As Nato struggled to catch up with the
humanitarian situation by announcing that
it was establishing a military air bridge to
ferry aid to Albania and Macedonia, Prime
Minsiter Tony Blair tried to regain the
initiative. He insisted there would be no
end to the bombing until Yugoslav
President Slobodan Milosevic agreed to
reinstate the displaced Albanians and
allow a Nato-led ground force into Kosovo
to protect them in their homes.

Promising the Kosovan Albanians they
would not be deserted, Blair said: 'We are
in a position where we have to continue
until the whole policy of ethnic cleansing
in Kosovo is defeated. Milosevic should be
under no illusion that we intend to carry on
until that is achieved.'

He added: 'Your policy of ethnic cleansing
is an act of barbarity. We will defeat you
over it. We will not allow you to carry it
through. The gains you think you have
made will be reversed, and those people in
Kosovo will be allowed to live in peace.'

Downing Street, however, rejected calls for
the establishment of 'safe havens' in
Kosovo, saying it would not deal with the
policy of ethnic cleansing and had failed to
work in Bosnia. Reflecting thinking in
Nato, Blair predicted Milosevic will offer a
peace deal in the next few days, probably
using the former Kosovo leader Ibrahim
Rugova as a front man.
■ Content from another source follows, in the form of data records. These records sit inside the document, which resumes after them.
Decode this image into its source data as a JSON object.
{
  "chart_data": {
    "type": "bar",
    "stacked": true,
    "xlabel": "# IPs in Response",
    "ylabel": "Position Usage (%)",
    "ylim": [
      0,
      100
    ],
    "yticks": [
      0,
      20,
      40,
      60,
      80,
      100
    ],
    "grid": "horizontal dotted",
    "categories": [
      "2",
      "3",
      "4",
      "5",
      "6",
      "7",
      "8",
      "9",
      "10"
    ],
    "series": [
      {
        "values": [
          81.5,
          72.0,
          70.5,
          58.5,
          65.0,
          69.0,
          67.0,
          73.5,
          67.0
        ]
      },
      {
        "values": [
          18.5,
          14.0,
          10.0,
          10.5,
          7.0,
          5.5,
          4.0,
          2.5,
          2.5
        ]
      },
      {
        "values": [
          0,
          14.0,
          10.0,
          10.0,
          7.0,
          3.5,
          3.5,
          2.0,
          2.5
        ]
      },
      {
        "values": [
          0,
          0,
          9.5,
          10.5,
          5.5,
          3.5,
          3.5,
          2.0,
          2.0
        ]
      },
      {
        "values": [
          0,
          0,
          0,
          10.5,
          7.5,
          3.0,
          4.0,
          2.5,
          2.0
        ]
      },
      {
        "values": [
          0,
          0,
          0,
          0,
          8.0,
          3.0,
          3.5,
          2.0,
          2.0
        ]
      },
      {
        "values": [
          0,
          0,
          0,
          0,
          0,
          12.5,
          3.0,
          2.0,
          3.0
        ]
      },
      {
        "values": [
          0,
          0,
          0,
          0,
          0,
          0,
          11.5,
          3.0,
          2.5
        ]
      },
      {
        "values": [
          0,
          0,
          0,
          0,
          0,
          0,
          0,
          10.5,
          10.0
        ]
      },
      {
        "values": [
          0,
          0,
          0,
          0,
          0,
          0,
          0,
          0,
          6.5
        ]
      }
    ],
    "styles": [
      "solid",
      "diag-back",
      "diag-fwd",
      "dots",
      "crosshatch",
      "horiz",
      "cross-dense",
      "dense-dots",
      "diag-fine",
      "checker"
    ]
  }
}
Downing Street
sources said Rugova was operating with a
metaphorical gun to his head since his
wife and children had been captured.

Britain also now fears Milosevic may try to
pour some of the 600,000 Serbs displaced
by previous civil wars in Croatia and
Bosnia into Kosovo to entrench his power.
To forestall such a move, Nato promised
to strike further blows into central
Belgrade after cruise missile strikes in the
early hours of yesterday morning turned
the Interior Ministry into a blazing inferno,
narrowly missing a maternity hospital.

The Ministry is regarded as the nerve
centre of the paramilitary drive to cleanse
Kosovo and led to Serb claims that Nato's
campaign was as brutal as the Nazis'
carpet-bombing.

The dramatic hardening in targets has
been borne of frustration at the failure of
the bombing campaign so far. Pleading for
patience, Nato spokesman Jamie Shea
claimed: 'We only need a couple of days
of good weather. We hope President
Milosevic's breaking point is not too far
away.'

The scenes in the camps were described
as chaotic yesterday with most Nato
troops on the border being switched to
relief work, including transport of food and
water. Nato announced yesterday it was
sending up to 6,000 Italian troops to
Albania to protect a mounting
humanitarian relief effort for more than
100,000 refugees there. Britain announced
it was sending £20m to the region and that
Clare Short, International Development
Minister, would be flying to the region.

Russia lashed out yesterday at Nato's
'barbaric' bombing of central Belgrade,
saying that the alliance was mounting a
war of extermination against Yugoslavia.